In an August study published in Nature, a team of New York University researchers subjected mice to regular low doses of antibiotics—just like cows, pigs, and chickens get on factory farms. The result: After seven weeks, the drugged mice had a different composition of microbiota in their guts than the control group—and they had gained 10 to 15 percent more fat mass.
Why? “Microbes in our gut are able to digest certain carbohydrates that we’re not able to,” says NYU researcher and study coauthor Ilseung Cho. Antibiotics seem to increase those bugs’ ability to break down carbs—and ultimately convert them to body fat. As a result, the antibiotic-fed mice “actually extracted more energy from the same diet” as the control mice, he says. That’s great if you’re trying to fatten a giant barn full of hogs. But what about that two-legged species that’s often exposed to antibiotics?
Interestingly, the NYU team has produced another recent paper looking at just that question. They analyzed data from a UK study in the early ’90s to see if they could find a correlation between antibiotic exposure and kids’ weight. The study involved more than 11,000 kids, about a third of whom had been prescribed antibiotics to treat an infection before the age of six months. The results: The babies who had been exposed to antibiotics had a 22 percent higher chance of being overweight at age three than those who hadn’t (though by age seven the effect had worn off).
The connection raises another obvious question: Are we being exposed to tiny levels of antibiotics through residues in the meat we eat—and are they altering our gut flora? It turns out that the Food and Drug Administration maintains tolerance limits for antibiotic residue levels, above which meat isn’t supposed to be released to the public (PDF). But Keeve Nachman, who researches antibiotic use in the meat industry for the Johns Hopkins Center for a Livable Future, told me that the FDA sets these limits based solely on research financed and conducted by industry—and it refuses to release the complete data to the public or consider independent research.

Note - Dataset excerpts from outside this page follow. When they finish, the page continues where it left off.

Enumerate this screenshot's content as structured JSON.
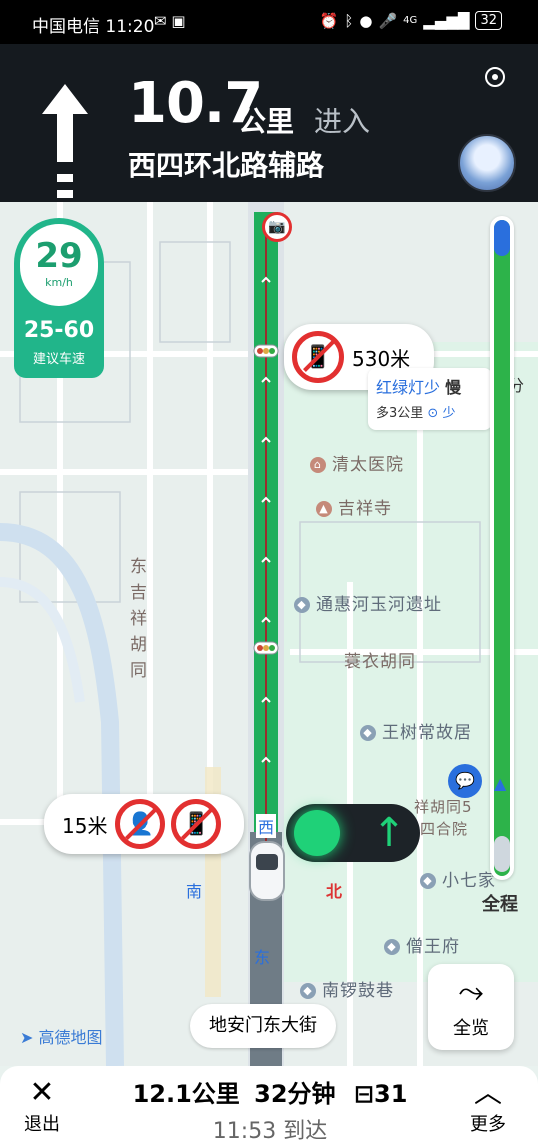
{
  "status_bar": {
    "carrier": "中国电信",
    "time": "11:20",
    "battery": "32",
    "network": "4G"
  },
  "guidance": {
    "distance": "10.7",
    "unit": "公里",
    "action": "进入",
    "road": "西四环北路辅路"
  },
  "speed": {
    "current": "29",
    "unit": "km/h",
    "recommended_range": "25-60",
    "recommended_label": "建议车速"
  },
  "alerts": {
    "phone_ban_distance": "530米",
    "near_alert_distance": "15米"
  },
  "route_info_card": {
    "line1_a": "红绿灯少",
    "line1_b": "慢",
    "line1_c": "分",
    "line2": "多3公里"
  },
  "map_labels": {
    "poi_qingtai": "清太医院",
    "poi_jixiang": "吉祥寺",
    "poi_tonghuihe": "通惠河玉河遗址",
    "hutong_east": "东吉祥胡同",
    "hutong_north": "蓑衣胡同",
    "poi_wangshuchang": "王树常故居",
    "poi_jixiang5": "祥胡同5",
    "poi_sihe": "四合院",
    "poi_xiaoqi": "小七家",
    "poi_sengwang": "僧王府",
    "poi_nanluogu": "南锣鼓巷",
    "dir_west": "西",
    "dir_south": "南",
    "dir_north": "北",
    "dir_east": "东",
    "amap_logo": "高德地图",
    "street_name": "地安门东大街"
  },
  "buttons": {
    "overview": "全览",
    "full_route": "全程",
    "exit": "退出",
    "more": "更多"
  },
  "trip": {
    "remaining_distance": "12.1公里",
    "remaining_time": "32分钟",
    "traffic_lights": "31",
    "arrival": "11:53 到达"
  },
  "colors": {
    "route_green": "#1fae5c",
    "accent_teal": "#21b58a",
    "header_bg": "#151a1f",
    "alert_red": "#e23030"
  }
}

“We may not understand the biological relevance of exposures through consuming meat at those levels,” he says. Indeed, a recent European study showed that tiny levels of antibiotics could have an effect on microorganisms. The researchers took some meat, subjected it to antibiotic residues near the US limit, and used a traditional technique to turn it into sausage, inoculating it with lactic-acid-producing bacteria. In normal sausage making, the lactic acid from the starter bacteria spreads through the meat and kills pathogens like E. coli. The researchers found, though, that the antibiotic traces were strong enough to impede the starter bacteria, while still letting the E. coli flourish. In other words, even at very low levels, antibiotics can blast “good” bacteria—and promote deadly germs.
Nachman stressed that we simply don’t have sufficient information to tell whether the meat we eat is messing with our gut microbiome. But, he adds, “It’s not an unreasonable suspicion.” If that’s not enough to churn your stomach, there’s also the fact that drug-resistant bugs—which often emerge in antibiotic-dosed livestock on factory farms—are increasingly common: Remember the super-salmonella that caused Cargill to recall 36 million pounds of ground turkey last year? Luckily for me, it’s unlikely that drug-laced meat will mess with my gut. I think I’ve lost my appetite.